Sepsis patients are often hemodynamically unstable, and their volume levels vary greatly. Clinical data has suggested that if physicians could guide sepsis therapies by knowing a patient’s accurate plasma volume, it could greatly and favorably impact morbidity.

Acute Respiratory Distress Syndrome (ARDS)

The symptoms of ARDS are very similar to congestive heart failure. Specifically, these patients present with a very high fluid volume and are treated with diuretics to alleviate this condition.

Accurate measurement of both plasma volume and kidney function before and during treatment can help manage this condition. If patients lose too much volume and/or lose it too quickly, their overall kidney function could be impacted. Through precise monitoring of fluid volume, physicians can better understand the balance between diuretic use and kidney function, which could allow them to titrate therapy and improve management of ARDS.

Acute Kidney Injury (AKI)

AKI occurs quickly and is often hospital-acquired. Patients who develop hospital-acquired AKI typically have a hospital stay 2.4 times longer and a mortality rate up to five times higher than patients who do not develop the condition.

Patients often present to the emergency room with an infection that is treated with large amounts of antibiotics. Unfortunately, antibiotics are nephrotoxic – they treat the infection, but also hold a high potential to damage the kidneys. More sensitive measurements of kidney function could allow physicians to make more informed decisions on dosing nephrotoxins like antibiotics and reduce the chance of AKI.

Kidney Transplantation

Government and patient advocacy groups continue to promote kidney transplant over dialysis to improve patients’ quality of life.

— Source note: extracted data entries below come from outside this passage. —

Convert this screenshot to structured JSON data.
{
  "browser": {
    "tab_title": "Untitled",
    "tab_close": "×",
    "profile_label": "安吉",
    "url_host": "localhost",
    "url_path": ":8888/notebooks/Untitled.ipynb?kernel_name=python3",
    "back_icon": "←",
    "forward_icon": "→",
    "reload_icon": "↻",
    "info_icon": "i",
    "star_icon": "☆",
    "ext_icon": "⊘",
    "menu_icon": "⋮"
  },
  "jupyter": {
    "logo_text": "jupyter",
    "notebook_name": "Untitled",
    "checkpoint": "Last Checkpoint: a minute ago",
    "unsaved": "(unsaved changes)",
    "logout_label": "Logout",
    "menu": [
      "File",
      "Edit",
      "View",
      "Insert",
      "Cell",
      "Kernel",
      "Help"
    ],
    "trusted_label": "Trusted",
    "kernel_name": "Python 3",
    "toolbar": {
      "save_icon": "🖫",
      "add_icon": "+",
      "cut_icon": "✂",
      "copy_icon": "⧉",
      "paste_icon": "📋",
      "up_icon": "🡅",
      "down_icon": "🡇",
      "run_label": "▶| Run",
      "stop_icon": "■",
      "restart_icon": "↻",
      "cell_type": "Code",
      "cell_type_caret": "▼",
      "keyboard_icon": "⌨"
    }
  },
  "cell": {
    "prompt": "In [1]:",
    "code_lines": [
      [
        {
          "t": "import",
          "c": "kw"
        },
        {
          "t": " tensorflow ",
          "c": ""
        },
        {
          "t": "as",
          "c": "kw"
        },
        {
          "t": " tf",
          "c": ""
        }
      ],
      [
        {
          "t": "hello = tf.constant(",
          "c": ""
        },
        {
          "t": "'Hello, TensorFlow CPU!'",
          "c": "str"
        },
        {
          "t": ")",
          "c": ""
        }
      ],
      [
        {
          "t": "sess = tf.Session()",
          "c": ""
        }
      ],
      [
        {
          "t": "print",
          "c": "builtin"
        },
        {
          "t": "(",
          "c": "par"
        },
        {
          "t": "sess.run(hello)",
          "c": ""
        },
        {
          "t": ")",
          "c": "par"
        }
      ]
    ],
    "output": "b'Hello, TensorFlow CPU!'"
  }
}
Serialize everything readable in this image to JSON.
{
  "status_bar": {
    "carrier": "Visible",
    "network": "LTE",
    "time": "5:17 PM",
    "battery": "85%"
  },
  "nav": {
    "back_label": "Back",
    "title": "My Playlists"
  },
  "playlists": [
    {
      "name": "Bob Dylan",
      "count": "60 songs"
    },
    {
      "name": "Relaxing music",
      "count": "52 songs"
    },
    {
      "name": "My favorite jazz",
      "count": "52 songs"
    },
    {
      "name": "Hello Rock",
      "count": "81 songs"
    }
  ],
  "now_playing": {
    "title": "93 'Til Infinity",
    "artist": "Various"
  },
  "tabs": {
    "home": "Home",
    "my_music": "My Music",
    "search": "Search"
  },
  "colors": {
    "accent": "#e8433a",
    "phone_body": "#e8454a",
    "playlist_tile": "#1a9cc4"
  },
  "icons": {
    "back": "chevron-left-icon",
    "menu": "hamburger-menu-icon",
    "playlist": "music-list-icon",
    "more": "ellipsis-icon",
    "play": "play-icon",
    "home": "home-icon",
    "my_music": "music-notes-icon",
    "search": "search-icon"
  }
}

The challenge is to determine the adequacy of kidney function in the donated kidney. eGFR is an estimate of kidney function and is the best measurement currently available. Using this measurement, medical professionals can only guess if the kidney is viable. Measured GFR (mGFR) readings in both living and life-supported cadaver donors would allow transplant physicians to determine if the kidney is working properly. This would allow physicians to titrate the dose of immunosuppressants needed to ensure the body does not reject a foreign kidney and potentially increase the number of kidneys available for transplants.

Chronic Kidney Disease (CKD)

Patients with Chronic Kidney Disease lose a small degree of kidney function over a long period of time. Without precise kidney function measurements, it is difficult to see these slight changes over time.

CKD leads to end-stage renal disease, with 80% of people dying within 3 years of end-stage renal disease diagnosis.

The ability to detect CKD and end-stage renal disease earlier gives a greater opportunity for physicians to monitor and manage the disease throughout its progression.